You can be as ‘easy-to-read’ as you like, but if no one is going to read it . . .
On the BBC’s flagship morning news programme Today on 6 March 2010, John Humphrys interviewed some teenage students at a school in Birmingham about what they did and did not watch on television and internet.
One boy talked about the BBC news website. ‘It’s too boring’, he said, it’s in a ‘standard font’ (the BBC news website is in Verdana) and you immediately want, he said, to switch to a website that gives you the news in a more exciting format. Unfortunately he did not say which sites he preferred.
Beginning of the end for the ‘easy-to-read’ font, perhaps?
One of the fun things about creating a web page is that you cannot be sure exactly what typeface the viewer will see. For while the design may specify, say, Arial 10pt for the font, this will be rendered by the browser of the person who’s looking at the page in whatever way it does. Chances are they’ll have Arial on their machine, but they might not, and the 10pt will almost certainly be rendered at different sizes on different monitors.
This, of course, gives something of a problem to those who want to know, ‘What is the best font for readability?’ for if you cannot predict the font that someone is going to see, the question becomes a bit redundant. Well, sort-of.
shoodle gifbum is the title of this image, for reasons that should be obvious
shoodle gifbum is the title of this image, for reasons that should be obvious
The fi glyph that you see in the word ‘specified’ above, is a ligature. A ligature is the running together of two letters to form a single entity, and the reason it was done by the old fashioned typesetters was – aha!, to improve readability. It prevented too wide-looking a gap appearing after a letter f in particular.

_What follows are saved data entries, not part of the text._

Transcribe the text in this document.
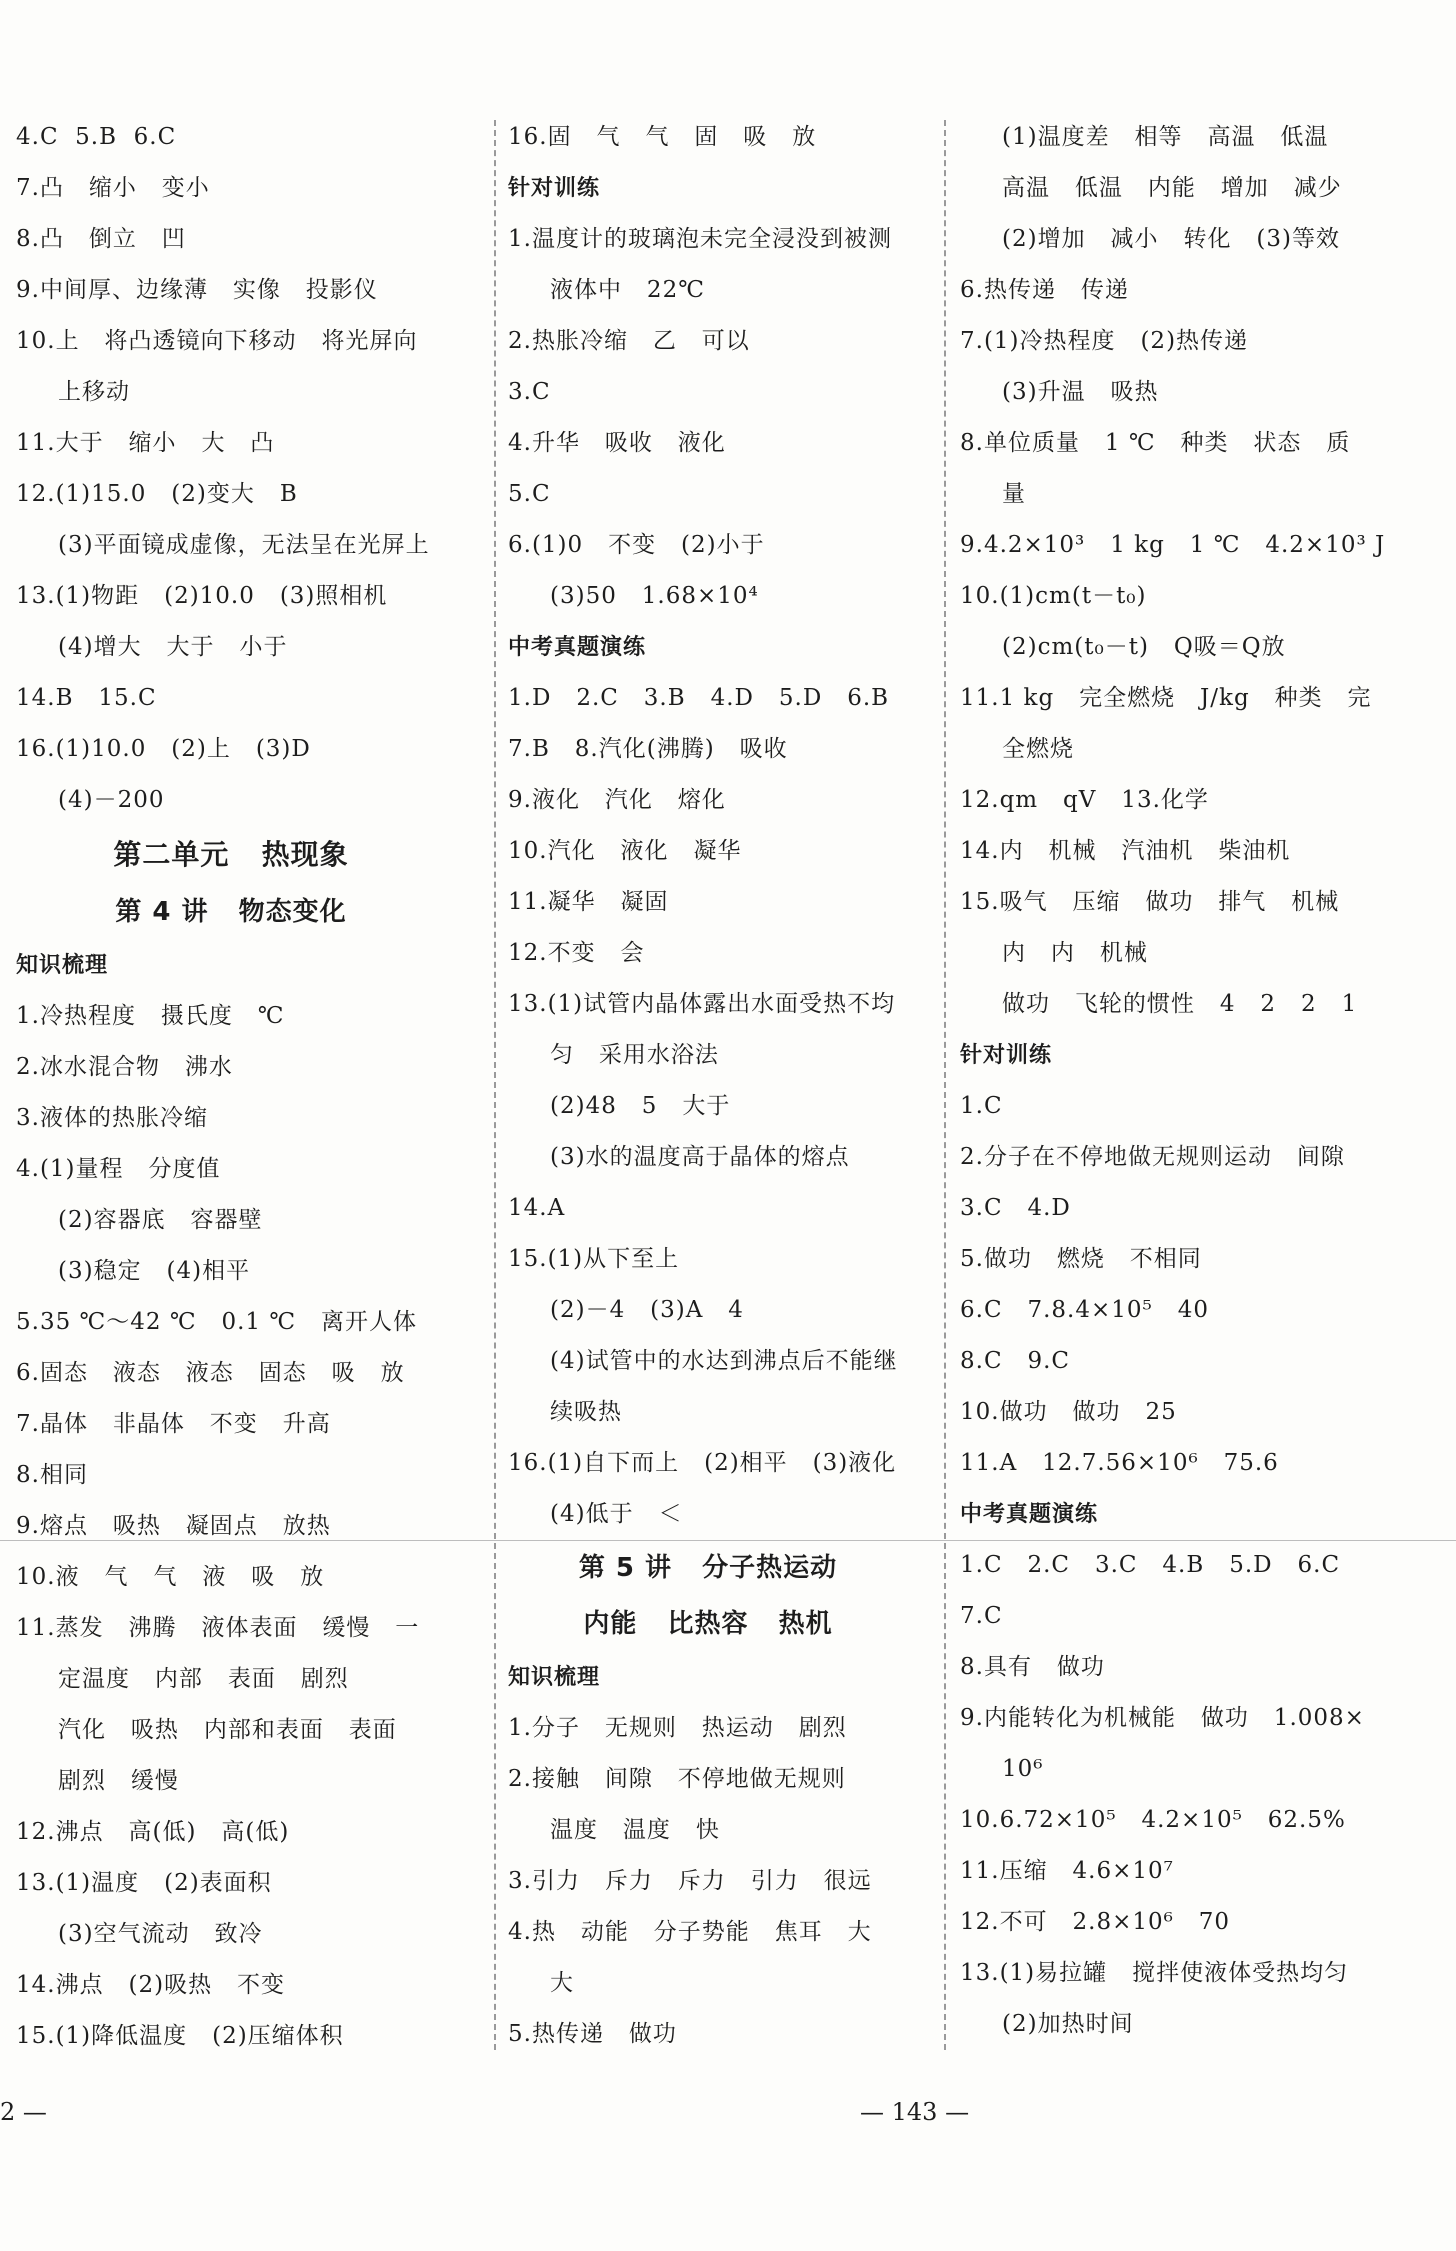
4.C  5.B  6.C
7.凸   缩小   变小
8.凸   倒立   凹
9.中间厚、边缘薄   实像   投影仪
10.上   将凸透镜向下移动   将光屏向
上移动
11.大于   缩小   大   凸
12.(1)15.0   (2)变大   B
(3)平面镜成虚像，无法呈在光屏上
13.(1)物距   (2)10.0   (3)照相机
(4)增大   大于   小于
14.B   15.C
16.(1)10.0   (2)上   (3)D
(4)－200
第二单元   热现象
第 4 讲   物态变化
知识梳理
1.冷热程度   摄氏度   ℃
2.冰水混合物   沸水
3.液体的热胀冷缩
4.(1)量程   分度值
(2)容器底   容器壁
(3)稳定   (4)相平
5.35 ℃～42 ℃   0.1 ℃   离开人体
6.固态   液态   液态   固态   吸   放
7.晶体   非晶体   不变   升高
8.相同
9.熔点   吸热   凝固点   放热
10.液   气   气   液   吸   放
11.蒸发   沸腾   液体表面   缓慢   一
定温度   内部   表面   剧烈
汽化   吸热   内部和表面   表面
剧烈   缓慢
12.沸点   高(低)   高(低)
13.(1)温度   (2)表面积
(3)空气流动   致冷
14.沸点   (2)吸热   不变
15.(1)降低温度   (2)压缩体积
16.固   气   气   固   吸   放
针对训练
1.温度计的玻璃泡未完全浸没到被测
液体中   22℃
2.热胀冷缩   乙   可以
3.C
4.升华   吸收   液化
5.C
6.(1)0   不变   (2)小于
(3)50   1.68×10⁴
中考真题演练
1.D   2.C   3.B   4.D   5.D   6.B
7.B   8.汽化(沸腾)   吸收
9.液化   汽化   熔化
10.汽化   液化   凝华
11.凝华   凝固
12.不变   会
13.(1)试管内晶体露出水面受热不均
匀   采用水浴法
(2)48   5   大于
(3)水的温度高于晶体的熔点
14.A
15.(1)从下至上
(2)－4   (3)A   4
(4)试管中的水达到沸点后不能继
续吸热
16.(1)自下而上   (2)相平   (3)液化
(4)低于   ＜
第 5 讲   分子热运动
内能   比热容   热机
知识梳理
1.分子   无规则   热运动   剧烈
2.接触   间隙   不停地做无规则
温度   温度   快
3.引力   斥力   斥力   引力   很远
4.热   动能   分子势能   焦耳   大
大
5.热传递   做功
(1)温度差   相等   高温   低温
高温   低温   内能   增加   减少
(2)增加   减小   转化   (3)等效
6.热传递   传递
7.(1)冷热程度   (2)热传递
(3)升温   吸热
8.单位质量   1 ℃   种类   状态   质
量
9.4.2×10³   1 kg   1 ℃   4.2×10³ J
10.(1)cm(t－t₀)
(2)cm(t₀－t)   Q吸＝Q放
11.1 kg   完全燃烧   J/kg   种类   完
全燃烧
12.qm   qV   13.化学
14.内   机械   汽油机   柴油机
15.吸气   压缩   做功   排气   机械
内   内   机械
做功   飞轮的惯性   4   2   2   1
针对训练
1.C
2.分子在不停地做无规则运动   间隙
3.C   4.D
5.做功   燃烧   不相同
6.C   7.8.4×10⁵   40
8.C   9.C
10.做功   做功   25
11.A   12.7.56×10⁶   75.6
中考真题演练
1.C   2.C   3.C   4.B   5.D   6.C
7.C
8.具有   做功
9.内能转化为机械能   做功   1.008×
10⁶
10.6.72×10⁵   4.2×10⁵   62.5%
11.压缩   4.6×10⁷
12.不可   2.8×10⁶   70
13.(1)易拉罐   搅拌使液体受热均匀
(2)加热时间
2 —	— 143 —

These days, no one seems to bother too much about this, nor about laying out the page so there aren’t rivers of white space running down it, nor about finishing a line with the indefinite article a, nor about beginning a line with a numeric so it looks like part of a list. Nor even in some cases I’ve seen, running the final line of a paragraph onto the next page. Readability now, for some people, is all about finding the perfect font. Barking up the wrong tree, or what?
Actually, most fonts including Arial and Verdana and, yes, even Comic Sans, do have ligatures for fi and fl, but these don’t work very easily on a web page, you have to use Unicode characters FB01 and FB02 respectively and then only with certain fonts, see http://en.wikipedia.org/wiki/Template:Unicode, and for an example of it happening http://en.wikipedia.org/wiki/Typographical_ligature.
You will notice that I have used drop caps on some of the paragraphs on this page. Drop caps have the effect of breaking up the monotony of the text and in that way add to readability. This applies less to Microsoft’s Internet Explorer than to the better browsers (Firefox, Google Chrome, Safari, etc) where the drop caps format correctly. On IE they don’t; IE is not kind to those who want to lay out their page for readability (it’s considered by designers and programmers to be rubbish in other ways too, of course, drop caps is just one of them).
On the issue of whether text as graphics will be found by search engines (see comments relating to text as graphics above), of course it won’t as such, but it could be by naming the images as something you want to be found, and by use of the alt tags. For example, you may be able to find this page by typing this text, shoodle gifbum is actually an image into a search engine’s (for example Google’s) search box. That text doesn’t appear on this page except within a graphic, and within that graphic’s name and its alt tags, yet it seems to be found OK, certainly by Google.